People / My Bristol Favourites
My Bristol favourites: Andy King
Andy King is curator of industrial and maritime history at the M Shed. Here are his top-five Bristol favourites:
Bristol Harbour
is needed now More than ever
“I’ve been lucky enough to spend 34 years working in offices that overlook the Harbour and its history has become my passion. I take huge delight in knowing the back stories of all the multifarious areas of the water, from Cumberland Basin to Netham, and I love seeing other people discovering its delights.”
My allotment
“We have a nice plot on a small allotment site in Bedminster and I find it’s the perfect place to forget about everything that’s hassling me. We keep bees there, too, and the combination of watching these perfect team players and communing with nature drives every black thought out of your head. It’s hard work but worth every minute.”
Marksbury Road library
“My local library is one of the seven that are threatened with closure. The area around it is already starved of community assets of any sort. – Even the nearest pub is over half a mile away, there’s no church and precious few shops where people locally can meet and pass the time of day – and the library serves that role for some, at least.
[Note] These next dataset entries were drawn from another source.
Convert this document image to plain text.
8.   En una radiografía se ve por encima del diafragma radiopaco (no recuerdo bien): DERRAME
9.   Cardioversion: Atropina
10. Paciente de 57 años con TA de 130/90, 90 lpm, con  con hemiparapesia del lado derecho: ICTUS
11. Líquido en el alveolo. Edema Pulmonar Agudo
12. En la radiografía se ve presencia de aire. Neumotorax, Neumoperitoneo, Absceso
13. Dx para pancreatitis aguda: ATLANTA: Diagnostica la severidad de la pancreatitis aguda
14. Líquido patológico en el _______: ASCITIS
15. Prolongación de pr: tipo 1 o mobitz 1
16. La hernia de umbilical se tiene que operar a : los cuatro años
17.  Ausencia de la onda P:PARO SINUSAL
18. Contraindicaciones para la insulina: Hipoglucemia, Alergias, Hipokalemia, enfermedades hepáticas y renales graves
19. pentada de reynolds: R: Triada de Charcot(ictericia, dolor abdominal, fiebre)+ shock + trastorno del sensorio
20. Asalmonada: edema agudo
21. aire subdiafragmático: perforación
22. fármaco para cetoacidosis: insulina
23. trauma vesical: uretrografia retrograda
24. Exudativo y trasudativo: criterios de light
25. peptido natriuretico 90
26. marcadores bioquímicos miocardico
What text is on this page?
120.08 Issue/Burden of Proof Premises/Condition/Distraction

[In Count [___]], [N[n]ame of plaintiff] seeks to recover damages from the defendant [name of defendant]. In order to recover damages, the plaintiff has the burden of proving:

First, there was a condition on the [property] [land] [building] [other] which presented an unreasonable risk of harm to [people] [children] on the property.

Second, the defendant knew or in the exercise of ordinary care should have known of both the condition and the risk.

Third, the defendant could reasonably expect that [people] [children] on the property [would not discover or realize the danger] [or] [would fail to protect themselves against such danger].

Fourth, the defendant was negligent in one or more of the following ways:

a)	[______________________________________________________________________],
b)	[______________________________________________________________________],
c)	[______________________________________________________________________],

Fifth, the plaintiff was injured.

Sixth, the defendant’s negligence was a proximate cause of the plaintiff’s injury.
It’s one of the Robinson libraries, paid for by the printing magnates who believed that the huge new council estates being built round Bristol in the 1930s needed facilities like this.”
East Street
“Topped and tailed by the Wills and Robinson factories, reminding us of the thriving industrial community that this used to be. It’s a shadow of its former self, but still down to earth and honest, and immensely improved with the new fish stall that’s joined the greengrocers and other useful shops. It’s not all coffee bars yet!”
Bedminster Down
“I love coming in from the south west of the city on the old Bridgwater Road and getting the panorama over the whole of Bristol. The view down to the Suspension Bridge, punctuated by Bristol City’s ground; the industrial buildings; the posh terraces of Clifton; and the academic hillside just sums up Bristol’s eclectic nature.”